SceneTransporter: Optimal Transport-Guided Compositional Latent Diffusion for Single-Image Structured 3D Scene Generation

Imagine you are an architect trying to build a detailed 3D model of a bustling city street, but you only have a single, flat photograph to work from.

The Problem: The "Blob" Builder
Current AI tools are like enthusiastic but clumsy construction crews. When they look at your photo, they can generate a 3D shape that looks like the street. However, they treat the whole scene as one giant, melted blob of clay.

If you want to move a specific tree, the AI can't do it because the tree is fused with the sidewalk and the building next to it.
If you want to change the color of a car, the AI might accidentally paint the whole street red because it can't tell where the car ends and the road begins.
They often get confused, creating "ghost" trees that appear twice (redundancy) or splitting a single house into three separate, floating pieces (mispartition).

The Insight: The "Confused Librarian"
The authors of this paper, SceneTransporter, realized that the AI's brain (its internal "assignment mechanism") was missing a rulebook. It knew what objects were in the picture, but it didn't know which pixel belonged to which object. It was like a librarian who had all the books but kept shuffling them randomly between shelves, making it impossible to find a specific story.

They discovered that the AI was trying to do too much at once without a clear plan, leading to a messy, tangled 3D world.

The Solution: The "Traffic Controller"
To fix this, the team introduced a new system called Optimal Transport (OT). Think of this as a highly efficient Traffic Controller or a Logistics Manager.

Here is how it works, using a simple analogy:

The Patches (The Cargo): Imagine the input photo is cut into thousands of tiny puzzle pieces (patches). Each piece is a piece of cargo that needs to be delivered.
The Parts (The Warehouses): The AI is trying to build different 3D objects (a house, a car, a tree). Think of these as different warehouses that need to receive cargo.
The Old Way: Previously, the AI was like a chaotic delivery service where every warehouse grabbed whatever cargo it wanted. The "House" warehouse might grab a piece of the "Tree," and the "Tree" warehouse might grab a piece of the "Road." This caused the mess.
The SceneTransporter Way: The new system uses Optimal Transport to calculate the perfect delivery route.
- One-to-One Rule: It enforces a strict rule: "One puzzle piece goes to exactly one warehouse." No sharing, no double-dipping. This ensures the tree stays a tree and the house stays a house.
- The Edge Guard: The system also looks at the "edges" in the photo (like the sharp line between a car and the sky). It acts like a border guard, ensuring that cargo from the "sky" side of the line never gets delivered to the "car" warehouse. This keeps the boundaries crisp.

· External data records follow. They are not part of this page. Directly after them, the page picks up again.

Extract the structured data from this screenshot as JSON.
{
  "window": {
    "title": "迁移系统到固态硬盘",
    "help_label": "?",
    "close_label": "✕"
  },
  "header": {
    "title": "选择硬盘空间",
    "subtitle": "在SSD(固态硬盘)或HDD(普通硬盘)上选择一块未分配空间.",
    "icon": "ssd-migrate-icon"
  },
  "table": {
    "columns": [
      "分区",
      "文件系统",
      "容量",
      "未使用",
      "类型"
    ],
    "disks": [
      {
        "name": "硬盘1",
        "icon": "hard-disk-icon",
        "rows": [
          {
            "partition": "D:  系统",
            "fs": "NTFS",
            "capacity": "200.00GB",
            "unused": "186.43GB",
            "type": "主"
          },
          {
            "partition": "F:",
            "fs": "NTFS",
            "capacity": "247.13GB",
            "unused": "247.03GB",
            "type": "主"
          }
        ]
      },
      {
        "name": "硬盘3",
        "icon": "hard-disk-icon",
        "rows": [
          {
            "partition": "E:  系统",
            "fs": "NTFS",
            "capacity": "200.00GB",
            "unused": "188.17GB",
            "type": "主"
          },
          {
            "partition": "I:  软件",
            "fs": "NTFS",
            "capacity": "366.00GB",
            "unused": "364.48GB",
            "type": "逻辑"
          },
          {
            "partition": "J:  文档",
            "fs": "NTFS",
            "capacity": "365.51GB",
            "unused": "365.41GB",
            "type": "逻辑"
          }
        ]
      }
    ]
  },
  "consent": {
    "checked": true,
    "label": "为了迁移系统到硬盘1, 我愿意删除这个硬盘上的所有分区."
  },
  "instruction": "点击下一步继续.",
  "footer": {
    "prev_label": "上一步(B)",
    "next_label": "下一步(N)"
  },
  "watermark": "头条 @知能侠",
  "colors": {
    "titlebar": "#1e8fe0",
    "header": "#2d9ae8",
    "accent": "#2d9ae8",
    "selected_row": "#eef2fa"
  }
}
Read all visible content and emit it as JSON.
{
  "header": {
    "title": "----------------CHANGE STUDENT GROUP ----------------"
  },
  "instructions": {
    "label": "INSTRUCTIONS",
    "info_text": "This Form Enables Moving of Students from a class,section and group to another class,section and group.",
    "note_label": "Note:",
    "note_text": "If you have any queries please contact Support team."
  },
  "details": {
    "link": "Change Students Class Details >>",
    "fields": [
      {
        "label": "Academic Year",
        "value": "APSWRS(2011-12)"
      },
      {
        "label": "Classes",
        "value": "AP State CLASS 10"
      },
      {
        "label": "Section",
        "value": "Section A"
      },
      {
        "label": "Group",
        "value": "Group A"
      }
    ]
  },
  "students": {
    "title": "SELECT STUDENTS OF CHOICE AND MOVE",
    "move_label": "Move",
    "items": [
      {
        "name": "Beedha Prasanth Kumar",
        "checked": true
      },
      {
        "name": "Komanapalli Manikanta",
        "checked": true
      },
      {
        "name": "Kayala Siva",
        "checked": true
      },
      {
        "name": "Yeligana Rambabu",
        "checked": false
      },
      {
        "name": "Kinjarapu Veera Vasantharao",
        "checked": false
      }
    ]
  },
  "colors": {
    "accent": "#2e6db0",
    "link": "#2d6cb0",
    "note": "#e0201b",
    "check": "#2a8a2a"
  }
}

The Result: A Clean, Editable World
By using this "Traffic Controller" inside the AI's brain, the system generates a 3D scene where every object is distinct and separate.

No More Melting: The tree doesn't melt into the building.
No More Ghosts: You don't get two trees where there should be one.
Editability: Because the AI now knows exactly which 3D part belongs to which object, you can now move, resize, or recolor individual items in the scene just like you would in a video game.

In Summary
SceneTransporter is like giving the AI a pair of scissors and a glue stick. Instead of melting the whole photo into a 3D blob, it carefully cuts out every object and glues them together in a way that respects their individual boundaries. This turns a messy, uneditable 3D model into a clean, structured, and fully interactive digital world, all from a single picture.

1. Problem Statement

The paper addresses the challenge of generating structured 3D scenes from a single input image. While existing methods can generate 3D objects or unstructured monolithic meshes, they struggle to organize these components into distinct, coherent instances in open-world environments.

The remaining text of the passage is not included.